Session: Can Generative AI replace Data Scientists?
Since GPT-4 exploded on the scene over a year ago, practitioners have been anticipating the ways in which AI will change the data science workflow, or even replace data and machine learning scientists altogether. With the upcoming launch of GPT-5, these issues are even more pressing. In this talk, I will demo the results of hundreds of hours testing GPT-4’s Data Analyst (GPT4DA), an AI released by OpenAI in August 2023 designed for advanced data analysis. I evaluated GPT4DA’s performance along 4 steps of the data science pipeline:
1. Data Engineering (Can GPT4DA set up a pipeline to collect and clean data?)

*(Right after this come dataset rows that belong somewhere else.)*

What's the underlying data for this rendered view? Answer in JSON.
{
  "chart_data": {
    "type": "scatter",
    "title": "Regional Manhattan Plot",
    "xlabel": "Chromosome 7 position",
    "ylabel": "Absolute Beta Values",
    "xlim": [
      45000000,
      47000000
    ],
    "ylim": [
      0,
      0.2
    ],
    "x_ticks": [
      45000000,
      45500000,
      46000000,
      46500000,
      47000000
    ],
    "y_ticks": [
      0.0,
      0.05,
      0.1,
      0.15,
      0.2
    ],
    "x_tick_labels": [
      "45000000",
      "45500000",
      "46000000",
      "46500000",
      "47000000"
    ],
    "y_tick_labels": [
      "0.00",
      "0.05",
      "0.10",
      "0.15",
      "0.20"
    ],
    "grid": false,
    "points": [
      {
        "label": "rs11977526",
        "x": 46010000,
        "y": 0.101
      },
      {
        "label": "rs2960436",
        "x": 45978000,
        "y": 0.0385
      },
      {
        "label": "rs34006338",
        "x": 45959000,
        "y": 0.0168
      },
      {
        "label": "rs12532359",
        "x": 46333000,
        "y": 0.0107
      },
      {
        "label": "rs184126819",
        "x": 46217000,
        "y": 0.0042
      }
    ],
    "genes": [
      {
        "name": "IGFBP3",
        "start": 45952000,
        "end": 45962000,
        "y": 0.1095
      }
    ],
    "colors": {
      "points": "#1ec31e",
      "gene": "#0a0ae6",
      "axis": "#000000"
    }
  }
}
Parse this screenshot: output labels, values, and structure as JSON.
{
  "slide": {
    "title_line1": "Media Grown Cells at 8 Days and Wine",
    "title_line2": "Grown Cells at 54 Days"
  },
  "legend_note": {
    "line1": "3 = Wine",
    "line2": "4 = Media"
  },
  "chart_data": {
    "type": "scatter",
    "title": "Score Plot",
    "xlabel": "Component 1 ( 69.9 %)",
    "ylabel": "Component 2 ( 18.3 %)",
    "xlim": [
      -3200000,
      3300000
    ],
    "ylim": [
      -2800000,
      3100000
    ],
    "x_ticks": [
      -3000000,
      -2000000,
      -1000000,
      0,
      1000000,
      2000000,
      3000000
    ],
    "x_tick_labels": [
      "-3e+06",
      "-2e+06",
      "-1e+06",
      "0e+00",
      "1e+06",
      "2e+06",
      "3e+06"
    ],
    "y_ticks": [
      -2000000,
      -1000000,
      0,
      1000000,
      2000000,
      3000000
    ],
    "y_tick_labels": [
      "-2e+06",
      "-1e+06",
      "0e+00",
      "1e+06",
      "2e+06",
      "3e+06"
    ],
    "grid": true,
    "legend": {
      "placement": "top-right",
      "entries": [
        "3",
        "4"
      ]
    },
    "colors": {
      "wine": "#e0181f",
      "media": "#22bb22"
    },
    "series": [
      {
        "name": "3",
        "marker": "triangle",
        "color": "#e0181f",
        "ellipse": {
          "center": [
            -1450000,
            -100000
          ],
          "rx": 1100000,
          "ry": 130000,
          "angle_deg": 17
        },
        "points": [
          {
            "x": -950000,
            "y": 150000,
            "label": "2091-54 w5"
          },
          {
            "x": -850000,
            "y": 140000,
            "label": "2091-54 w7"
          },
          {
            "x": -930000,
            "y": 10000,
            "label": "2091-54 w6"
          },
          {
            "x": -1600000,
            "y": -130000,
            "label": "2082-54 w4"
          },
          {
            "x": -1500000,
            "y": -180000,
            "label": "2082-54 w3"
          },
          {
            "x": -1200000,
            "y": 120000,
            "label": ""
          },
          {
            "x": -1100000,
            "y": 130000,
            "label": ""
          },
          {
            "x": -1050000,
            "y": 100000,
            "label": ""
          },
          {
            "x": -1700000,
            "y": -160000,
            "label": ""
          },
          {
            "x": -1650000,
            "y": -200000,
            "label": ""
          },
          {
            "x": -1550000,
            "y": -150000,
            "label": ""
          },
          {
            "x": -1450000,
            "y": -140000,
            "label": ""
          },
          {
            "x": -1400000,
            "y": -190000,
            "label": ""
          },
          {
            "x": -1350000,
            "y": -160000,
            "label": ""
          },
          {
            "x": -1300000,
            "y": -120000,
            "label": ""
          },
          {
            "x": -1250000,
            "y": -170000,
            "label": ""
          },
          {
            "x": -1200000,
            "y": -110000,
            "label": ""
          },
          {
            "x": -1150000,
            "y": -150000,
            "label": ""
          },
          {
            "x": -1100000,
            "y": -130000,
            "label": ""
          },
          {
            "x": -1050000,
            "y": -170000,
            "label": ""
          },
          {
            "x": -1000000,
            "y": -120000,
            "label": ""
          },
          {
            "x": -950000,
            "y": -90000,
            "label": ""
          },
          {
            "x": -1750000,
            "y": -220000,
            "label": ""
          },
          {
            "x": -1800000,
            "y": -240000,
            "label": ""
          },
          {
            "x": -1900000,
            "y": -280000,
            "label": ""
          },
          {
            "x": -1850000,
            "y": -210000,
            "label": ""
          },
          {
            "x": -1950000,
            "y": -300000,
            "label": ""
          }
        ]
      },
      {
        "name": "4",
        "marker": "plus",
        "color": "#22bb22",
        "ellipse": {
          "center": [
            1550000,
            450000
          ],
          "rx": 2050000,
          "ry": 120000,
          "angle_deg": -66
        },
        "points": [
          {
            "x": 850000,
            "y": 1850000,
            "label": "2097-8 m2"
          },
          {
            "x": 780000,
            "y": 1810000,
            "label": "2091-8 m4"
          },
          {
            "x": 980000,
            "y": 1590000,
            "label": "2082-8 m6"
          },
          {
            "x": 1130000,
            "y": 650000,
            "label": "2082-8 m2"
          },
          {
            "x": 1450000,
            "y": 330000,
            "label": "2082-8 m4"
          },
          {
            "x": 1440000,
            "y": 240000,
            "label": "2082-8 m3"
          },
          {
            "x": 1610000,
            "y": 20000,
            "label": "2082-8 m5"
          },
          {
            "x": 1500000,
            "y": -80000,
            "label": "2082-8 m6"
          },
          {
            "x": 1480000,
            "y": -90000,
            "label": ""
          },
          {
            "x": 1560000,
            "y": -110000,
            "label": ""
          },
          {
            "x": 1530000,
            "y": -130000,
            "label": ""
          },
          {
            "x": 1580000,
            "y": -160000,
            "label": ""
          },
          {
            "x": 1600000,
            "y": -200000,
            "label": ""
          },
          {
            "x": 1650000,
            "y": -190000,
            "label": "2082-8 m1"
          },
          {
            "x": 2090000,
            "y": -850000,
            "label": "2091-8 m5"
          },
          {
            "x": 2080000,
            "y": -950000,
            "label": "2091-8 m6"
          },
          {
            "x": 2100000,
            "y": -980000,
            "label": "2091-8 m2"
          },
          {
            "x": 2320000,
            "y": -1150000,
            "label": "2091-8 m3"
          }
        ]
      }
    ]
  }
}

2. Exploratory Data Analysis (How well can GPT4DA summarize, visualize, and help us make decisions from data?)
3. Applied Science / Modeling (How well can GPT4DA choose, build, and evaluate a reasonable modeling approach?), and
4. Deployment (Can GPT4DA assist in putting the model in production?).
At each step, I evaluated GPT4DA along three dimensions:
1. Speed: could GPT4DA do the job faster than a human armed with industry standard tools?
2. Completeness: could GPT4DA operate independently of human input, if needed? Or is it better used as a tool to assist humans?
3. Creativity: could GPT4DA contribute original ideas that a human wouldn’t be able to?
I will be sharing what I found out, along with personal thoughts on ways data scientists can grow their skills to best leverage this new technology.
Bio
Tina Tang is a data science leader with over a decade of experience in machine learning, causal inference, and econometrics. She currently leads the Flagship Applied Science team at Linkedin.